A university professor in Michigan has been placed on leave after declaring it would be “more admirable” to kill guest speakers who hold “transphobic,” “racist,” and “homophobic” views than to just shout them down.
Steven Shaviro, who teaches film and media studies courses at Wayne State University, took to Facebook to express his thoughts about “free speech on campus,” claiming that he does not “advocate violating federal and state criminal codes.”
Nevertheless, the professor wrote that “right-wing speakers” deserve death because they are “precisely” invited by right-wing college groups with the intention to “provoke and incident that discredit the left” and give more publicity and validation to the “reprehensible views” they allegedly have.
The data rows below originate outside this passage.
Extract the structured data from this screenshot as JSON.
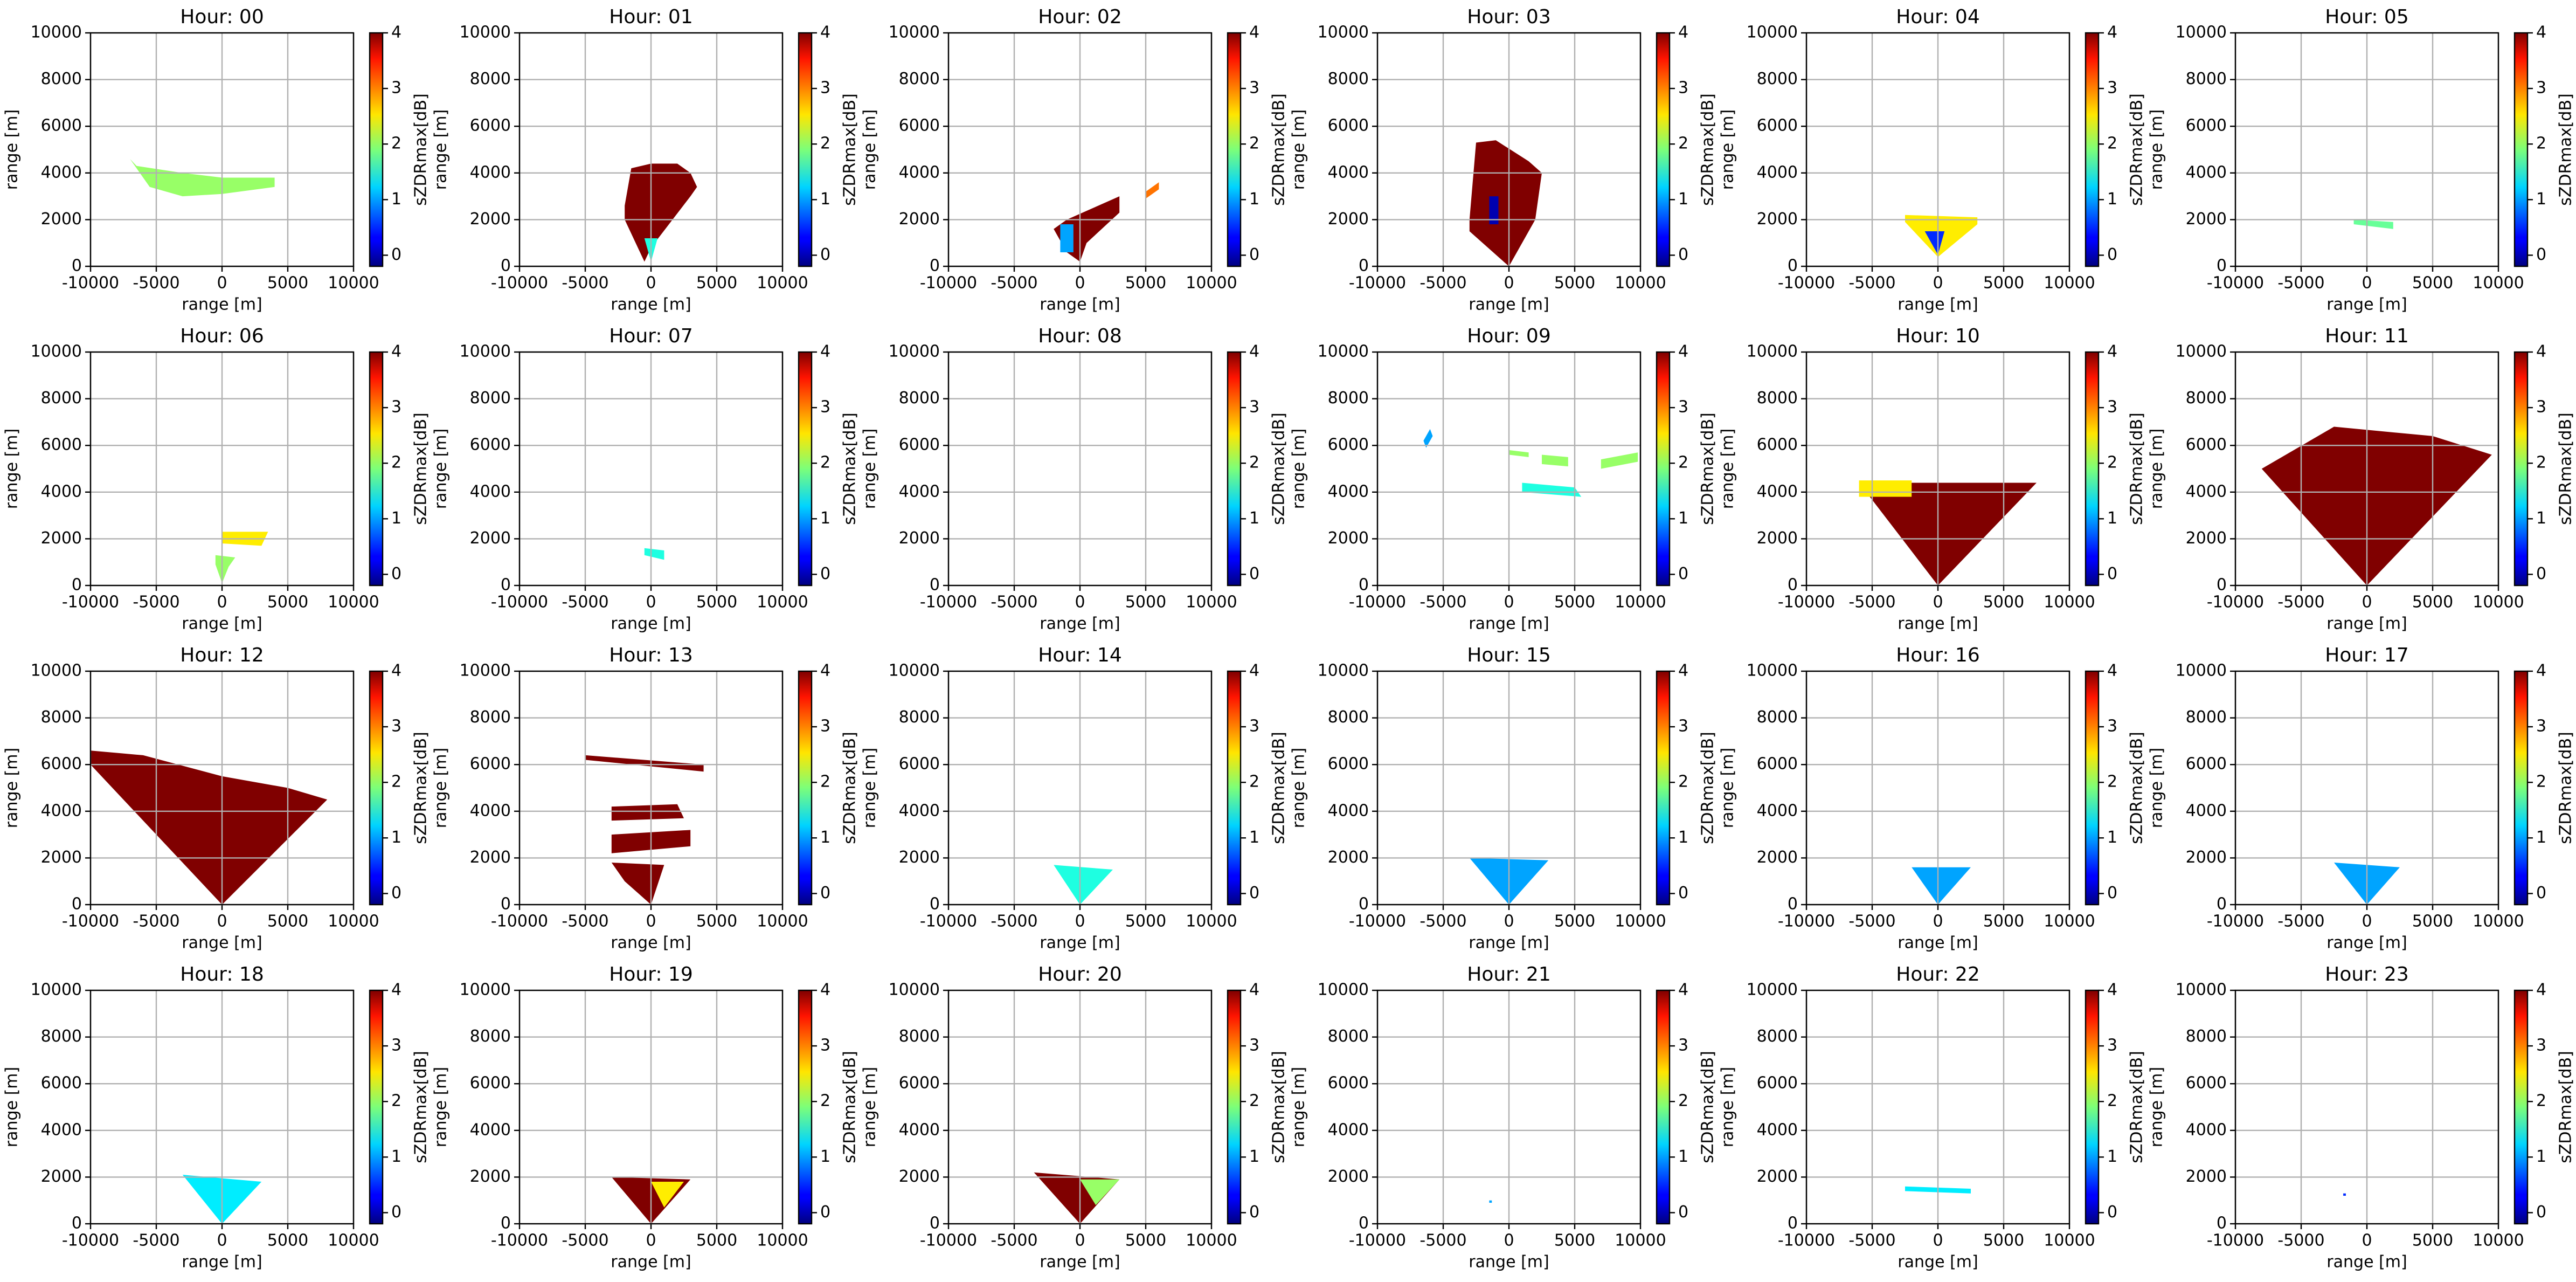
{
  "chart_data": {
    "type": "heatmap",
    "xlabel": "range [m]",
    "ylabel": "range [m]",
    "colorbar_label": "sZDRmax[dB]",
    "xlim": [
      -10000,
      10000
    ],
    "xticks": [
      -10000,
      -5000,
      0,
      5000,
      10000
    ],
    "ylim": [
      0,
      10000
    ],
    "yticks": [
      0,
      2000,
      4000,
      6000,
      8000,
      10000
    ],
    "clim": [
      -0.2,
      4
    ],
    "cticks": [
      0,
      1,
      2,
      3,
      4
    ],
    "colormap": "jet",
    "grid": true,
    "panels": [
      {
        "title": "Hour: 00",
        "regions": [
          {
            "x": [
              -7000,
              -6500,
              -3000,
              0,
              4000,
              4000,
              0,
              -3000,
              -5500
            ],
            "y": [
              4600,
              4300,
              4000,
              3800,
              3800,
              3400,
              3100,
              3000,
              3400
            ],
            "value": 2
          }
        ]
      },
      {
        "title": "Hour: 01",
        "regions": [
          {
            "x": [
              -2000,
              -1500,
              0,
              2000,
              3000,
              3500,
              3000,
              0,
              -500,
              -2000
            ],
            "y": [
              2600,
              4200,
              4400,
              4400,
              4000,
              3400,
              3000,
              800,
              200,
              2000
            ],
            "value": 4
          },
          {
            "x": [
              -500,
              500,
              0
            ],
            "y": [
              1200,
              1200,
              200
            ],
            "value": 1.5
          }
        ]
      },
      {
        "title": "Hour: 02",
        "regions": [
          {
            "x": [
              -2000,
              -1000,
              1000,
              3000,
              3000,
              500,
              0,
              -1000
            ],
            "y": [
              1600,
              2000,
              2500,
              3000,
              2300,
              1000,
              200,
              600
            ],
            "value": 4
          },
          {
            "x": [
              -1500,
              -500,
              -500,
              -1500
            ],
            "y": [
              1800,
              1800,
              600,
              600
            ],
            "value": 1
          },
          {
            "x": [
              5000,
              6000,
              6000,
              5000
            ],
            "y": [
              3200,
              3600,
              3300,
              2900
            ],
            "value": 3
          }
        ]
      },
      {
        "title": "Hour: 03",
        "regions": [
          {
            "x": [
              -3000,
              -2500,
              -1000,
              1500,
              2500,
              2000,
              0,
              -1000,
              -3000
            ],
            "y": [
              2000,
              5300,
              5400,
              4500,
              4000,
              2000,
              0,
              500,
              1500
            ],
            "value": 4
          },
          {
            "x": [
              -1500,
              -800,
              -800,
              -1500
            ],
            "y": [
              3000,
              3000,
              1800,
              1800
            ],
            "value": 0
          }
        ]
      },
      {
        "title": "Hour: 04",
        "regions": [
          {
            "x": [
              -2500,
              3000,
              3000,
              0,
              -2500
            ],
            "y": [
              2200,
              2100,
              1800,
              400,
              1900
            ],
            "value": 2.5
          },
          {
            "x": [
              -1000,
              500,
              0
            ],
            "y": [
              1500,
              1500,
              500
            ],
            "value": 0.5
          }
        ]
      },
      {
        "title": "Hour: 05",
        "regions": [
          {
            "x": [
              -1000,
              2000,
              2000,
              -1000
            ],
            "y": [
              2000,
              1900,
              1600,
              1800
            ],
            "value": 1.8
          }
        ]
      },
      {
        "title": "Hour: 06",
        "regions": [
          {
            "x": [
              0,
              3500,
              3000,
              0
            ],
            "y": [
              2300,
              2300,
              1700,
              1800
            ],
            "value": 2.5
          },
          {
            "x": [
              -500,
              1000,
              500,
              0,
              -500
            ],
            "y": [
              1300,
              1200,
              800,
              100,
              900
            ],
            "value": 2
          }
        ]
      },
      {
        "title": "Hour: 07",
        "regions": [
          {
            "x": [
              -500,
              1000,
              1000,
              -500
            ],
            "y": [
              1600,
              1500,
              1100,
              1300
            ],
            "value": 1.5
          }
        ]
      },
      {
        "title": "Hour: 08",
        "regions": []
      },
      {
        "title": "Hour: 09",
        "regions": [
          {
            "x": [
              -6500,
              -6000,
              -5800,
              -6300
            ],
            "y": [
              6200,
              6700,
              6400,
              5900
            ],
            "value": 1
          },
          {
            "x": [
              0,
              1500,
              1500,
              0
            ],
            "y": [
              5800,
              5700,
              5500,
              5600
            ],
            "value": 2
          },
          {
            "x": [
              2500,
              4500,
              4500,
              2500
            ],
            "y": [
              5600,
              5500,
              5100,
              5200
            ],
            "value": 2
          },
          {
            "x": [
              1000,
              5000,
              5500,
              1000
            ],
            "y": [
              4400,
              4200,
              3800,
              4000
            ],
            "value": 1.5
          },
          {
            "x": [
              7000,
              9800,
              9800,
              7000
            ],
            "y": [
              5400,
              5700,
              5300,
              5000
            ],
            "value": 2
          }
        ]
      },
      {
        "title": "Hour: 10",
        "regions": [
          {
            "x": [
              -6000,
              7500,
              0
            ],
            "y": [
              4400,
              4400,
              0
            ],
            "value": 4
          },
          {
            "x": [
              -6000,
              -2000,
              -2000,
              -6000
            ],
            "y": [
              4500,
              4500,
              3800,
              3800
            ],
            "value": 2.5
          }
        ]
      },
      {
        "title": "Hour: 11",
        "regions": [
          {
            "x": [
              -8000,
              -2500,
              5000,
              9500,
              0
            ],
            "y": [
              5000,
              6800,
              6400,
              5600,
              0
            ],
            "value": 4
          }
        ]
      },
      {
        "title": "Hour: 12",
        "regions": [
          {
            "x": [
              -10000,
              -6000,
              0,
              5000,
              8000,
              0,
              -10000
            ],
            "y": [
              6600,
              6400,
              5500,
              5000,
              4500,
              0,
              6000
            ],
            "value": 4
          }
        ]
      },
      {
        "title": "Hour: 13",
        "regions": [
          {
            "x": [
              -5000,
              4000,
              4000,
              -5000
            ],
            "y": [
              6400,
              6000,
              5700,
              6200
            ],
            "value": 4
          },
          {
            "x": [
              -3000,
              2000,
              2500,
              -3000
            ],
            "y": [
              4200,
              4300,
              3700,
              3600
            ],
            "value": 4
          },
          {
            "x": [
              -3000,
              3000,
              3000,
              -3000
            ],
            "y": [
              3000,
              3200,
              2500,
              2200
            ],
            "value": 4
          },
          {
            "x": [
              -3000,
              1000,
              0,
              -2000
            ],
            "y": [
              1800,
              1700,
              0,
              1000
            ],
            "value": 4
          }
        ]
      },
      {
        "title": "Hour: 14",
        "regions": [
          {
            "x": [
              -2000,
              2500,
              0
            ],
            "y": [
              1700,
              1500,
              0
            ],
            "value": 1.5
          }
        ]
      },
      {
        "title": "Hour: 15",
        "regions": [
          {
            "x": [
              -3000,
              3000,
              0
            ],
            "y": [
              2000,
              1900,
              0
            ],
            "value": 1
          }
        ]
      },
      {
        "title": "Hour: 16",
        "regions": [
          {
            "x": [
              -2000,
              2500,
              0
            ],
            "y": [
              1600,
              1600,
              0
            ],
            "value": 1
          }
        ]
      },
      {
        "title": "Hour: 17",
        "regions": [
          {
            "x": [
              -2500,
              2500,
              0
            ],
            "y": [
              1800,
              1600,
              0
            ],
            "value": 1
          }
        ]
      },
      {
        "title": "Hour: 18",
        "regions": [
          {
            "x": [
              -3000,
              3000,
              0
            ],
            "y": [
              2100,
              1800,
              0
            ],
            "value": 1.3
          }
        ]
      },
      {
        "title": "Hour: 19",
        "regions": [
          {
            "x": [
              -3000,
              3000,
              0
            ],
            "y": [
              2000,
              1900,
              0
            ],
            "value": 4
          },
          {
            "x": [
              0,
              2500,
              1000
            ],
            "y": [
              1800,
              1800,
              700
            ],
            "value": 2.5
          }
        ]
      },
      {
        "title": "Hour: 20",
        "regions": [
          {
            "x": [
              -3500,
              3000,
              0
            ],
            "y": [
              2200,
              1900,
              0
            ],
            "value": 4
          },
          {
            "x": [
              0,
              3000,
              1200
            ],
            "y": [
              1900,
              1900,
              800
            ],
            "value": 2
          }
        ]
      },
      {
        "title": "Hour: 21",
        "regions": [
          {
            "x": [
              -1500,
              -1300,
              -1300,
              -1500
            ],
            "y": [
              1000,
              1000,
              900,
              900
            ],
            "value": 1
          }
        ]
      },
      {
        "title": "Hour: 22",
        "regions": [
          {
            "x": [
              -2500,
              2500,
              2500,
              -2500
            ],
            "y": [
              1600,
              1500,
              1300,
              1400
            ],
            "value": 1.3
          }
        ]
      },
      {
        "title": "Hour: 23",
        "regions": [
          {
            "x": [
              -1800,
              -1600,
              -1600,
              -1800
            ],
            "y": [
              1300,
              1300,
              1200,
              1200
            ],
            "value": 0.5
          }
        ]
      }
    ]
  }
}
“Protesters get blamed instead of the bigoted speaker; the university administration finds a perfect excuse to side publicly with the racists or phobes, [and] the international and national press has a field day saying that bigots are the ones being oppressed,” Shaviro continued.
To help make his point, Shaviro cited the assassination of Symon Petliura by Jewish anarchist Sholem Schwarzbard in 1926 in the aftermath of the Russian Civil War. A national hero of Ukraine, Petliura led an army that not only fought against the Bolsheviks but also killed tens of thousands of East European Jews in anti-Semitic pogroms.
“The exemplary historical figure in this is Sholem Schwarzbard, who assassinated the anti-Semitic butcher Simon Petliura, rather than trying to shout him down,” Shaviro wrote, apparently comparing critics of the radical left-wing race and sex ideologies to a war leader whose troops carried out deadly pogroms.
“Remember that Schwarzbard was acquitted by a jury, which found his action justified,” he wrote.
The Facebook post caught the attention of Wayne State administrators, who took action and suspended Shaviro on Monday.
“The post stated that rather than ‘shouting down’ those with whom we disagree, one would be justified to commit murder to silence them,” Wayne State President M. Roy Wilson said in a campus-wide message. “We have on many occasions defended the right of free speech guaranteed by the First Amendment to the U.S. Constitution, but we feel this post far exceeds the bounds of reasonable or protected speech.”
“It is, at best, morally reprehensible and, at worst, criminal,” he said, adding that the matter has been referred to law enforcement “for further review and investigation.”